Le processus de demande d'Autorisation REACH

La procédure d’Autorisation est une des options de gestion du risque chimique à l’échelle européenne, prévue par le Règlement REACH.

Elle s’applique à des substances identifiées comme « très préoccupantes » et jugées comme présentant un risque élevé pour la santé humaine ou l’environnement. Ces substances peuvent être de 4 types :

  • CMR 1A et 1B : carcinogènes, mutagènes & toxiques pour la reproduction
  • PBT : persistantes, bioaccumulables & toxiques
  • vBvP : très persistantes et très bioaccumulables
  • De préoccupation équivalente comme par exemple les perturbateurs endocriniens ou les sensibilisants respiratoires

Les substances incluses dans l’Annexe XIV de REACH sont toutes soumises à Autorisation et ont donc vocation à être interdites d’utilisation sur le territoire européen à court terme (36 à 48 mois après leur inclusion à la liste). Ce que l’on entend par « Autorisation » au sens de REACH est donc une dérogation temporaire à l’interdiction pour une substance ou un usage spécifique. Trois durées de dérogations sont généralement considérées : 4, 7 ou 12 ans.

Enfin, on parle également de « Latest Application Date ». Il s’agit de la date butoir recommandée pour le dépôt d’un dossier de demande d’Autorisation, garantissant l’utilisation de la substance jusqu’à une décision de la Commission Européenne. Elle est généralement fixée 18 à 21 mois après la date d’inclusion à l’Annexe XIV.

Que contient un dossier de demande d’Autorisation ?

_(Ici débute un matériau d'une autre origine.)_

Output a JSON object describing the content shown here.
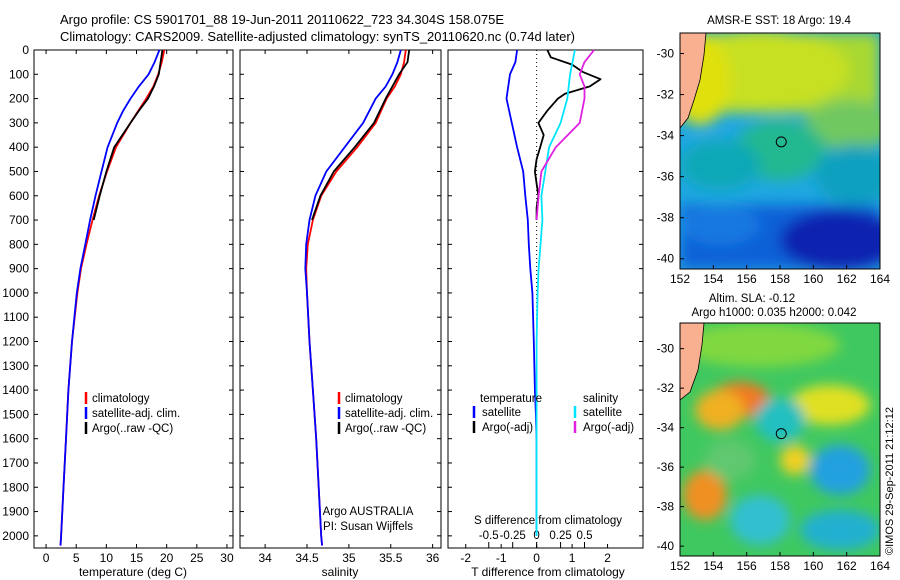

La réalisation d’un dossier d’Autorisation nécessite entre 12 et 18 mois de préparation et comporte trois documents clés :

  • Le Rapport sur la Sécurité Chimique
  • L’Analyse des Alternatives
  • L’Analyse Socio-Économique

Le Rapport sur la Sécurité Chimique

Chemical Safety Report, en anglais ou CSR. Il a pour objectif de caractériser les risques engendrés par l’utilisation d’une substance donnée.

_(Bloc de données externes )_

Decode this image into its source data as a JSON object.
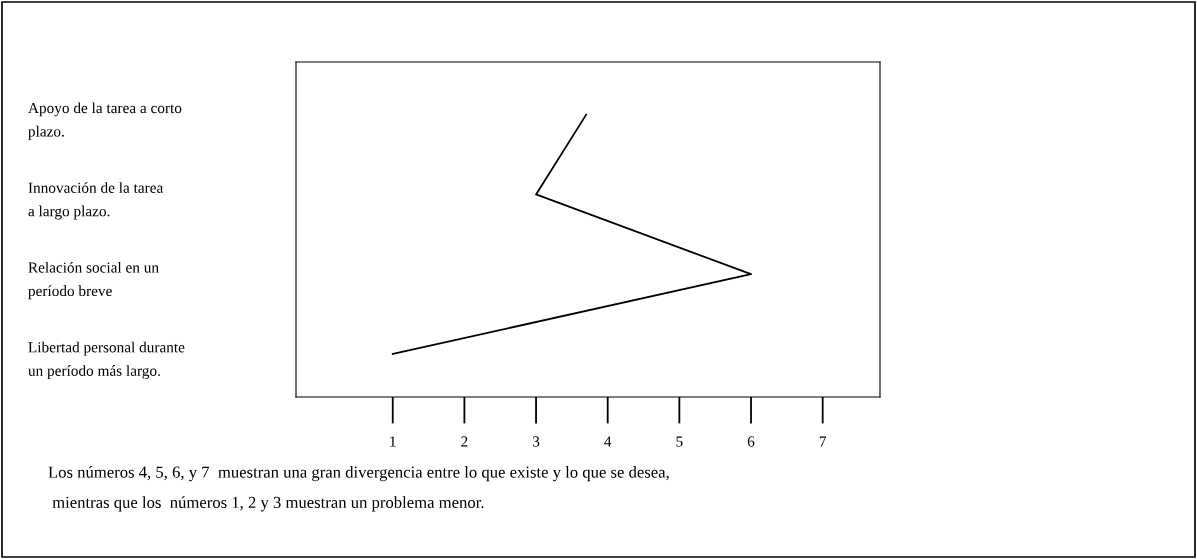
{
  "chart_data": {
    "type": "line",
    "orientation": "horizontal",
    "categories": [
      "Apoyo de la tarea a corto\nplazo.",
      "Innovación de la tarea\na largo plazo.",
      "Relación social en un\nperíodo breve",
      "Libertad personal durante\nun período más largo."
    ],
    "values": [
      3.7,
      3,
      6,
      1
    ],
    "color": "#000000",
    "xlim": [
      -0.35,
      7.8
    ],
    "xticks": [
      1,
      2,
      3,
      4,
      5,
      6,
      7
    ],
    "grid": false,
    "marker": "none",
    "line_style": "solid",
    "annotations": [
      "Los números 4, 5, 6, y 7  muestran una gran divergencia entre lo que existe y lo que se desea,\n mientras que los  números 1, 2 y 3 muestran un problema menor."
    ]
  }
}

Cette évaluation implique l’identification des expositions humaines et environnementales à la substance (souvent à l’aide d’une présentation détaillée du cycle de vie de la substance).

L’objectif : offrir aux experts de l’ECHA une bonne compréhension de chacune des phases d’exposition à la substance et des mesures de gestion des risques associées.

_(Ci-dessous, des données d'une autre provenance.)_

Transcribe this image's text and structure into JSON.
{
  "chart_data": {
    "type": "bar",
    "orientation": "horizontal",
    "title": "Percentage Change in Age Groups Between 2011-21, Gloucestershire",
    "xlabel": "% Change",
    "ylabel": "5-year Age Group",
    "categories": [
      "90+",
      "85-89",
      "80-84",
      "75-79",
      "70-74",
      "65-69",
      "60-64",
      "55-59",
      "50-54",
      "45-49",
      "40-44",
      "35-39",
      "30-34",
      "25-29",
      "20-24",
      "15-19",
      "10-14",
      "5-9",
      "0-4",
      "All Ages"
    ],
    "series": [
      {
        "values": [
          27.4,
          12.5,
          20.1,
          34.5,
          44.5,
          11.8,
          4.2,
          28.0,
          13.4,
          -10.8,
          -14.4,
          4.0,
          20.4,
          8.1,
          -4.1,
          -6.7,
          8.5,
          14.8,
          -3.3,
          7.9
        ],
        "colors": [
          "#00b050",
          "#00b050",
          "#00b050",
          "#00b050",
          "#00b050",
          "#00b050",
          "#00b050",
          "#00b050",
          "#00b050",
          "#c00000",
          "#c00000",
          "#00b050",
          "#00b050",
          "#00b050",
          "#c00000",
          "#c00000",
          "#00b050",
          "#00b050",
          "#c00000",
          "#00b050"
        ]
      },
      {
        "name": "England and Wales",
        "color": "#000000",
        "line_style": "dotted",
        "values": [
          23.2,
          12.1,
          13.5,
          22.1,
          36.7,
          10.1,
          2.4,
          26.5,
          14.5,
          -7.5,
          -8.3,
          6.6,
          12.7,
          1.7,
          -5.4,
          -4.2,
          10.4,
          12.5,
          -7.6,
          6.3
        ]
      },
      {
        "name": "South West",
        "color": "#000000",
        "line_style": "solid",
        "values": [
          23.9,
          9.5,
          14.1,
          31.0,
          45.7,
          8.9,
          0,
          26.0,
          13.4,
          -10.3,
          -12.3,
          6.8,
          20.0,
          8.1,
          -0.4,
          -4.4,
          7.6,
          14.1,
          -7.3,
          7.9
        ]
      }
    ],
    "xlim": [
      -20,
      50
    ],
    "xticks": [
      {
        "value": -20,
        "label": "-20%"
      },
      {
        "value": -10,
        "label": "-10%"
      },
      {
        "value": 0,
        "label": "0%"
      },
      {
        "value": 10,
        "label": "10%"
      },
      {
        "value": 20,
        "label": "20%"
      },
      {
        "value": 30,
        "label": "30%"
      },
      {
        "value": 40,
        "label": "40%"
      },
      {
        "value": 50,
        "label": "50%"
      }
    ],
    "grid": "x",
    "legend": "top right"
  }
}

L’évaluation de ces niveaux de risque s’appuie : d’une part, sur les éventuelles mesures réalisées (concentration dans l’air, rejets atmosphériques…) et d’autre part sur une modélisation des expositions selon des outils et modèles spécifiques.

L’Analyse des Alternatives

On l’appelle également AoA (pour Analysis of Alternatives, en anglais). Elle permet de :

  • Présenter les efforts faits en vue de la substitution de la substance concernée par la demande d’Autorisation
  • Détailler la faisabilité des alternatives envisagées
  • Définir la stratégie de substitution de l’entreprise

Un élément fondamental de cette analyse est la définition de la fonction de la substance. Cette partie comprend notamment une présentation des propriétés fonctionnelles et des niveaux de performance attendus de la substance.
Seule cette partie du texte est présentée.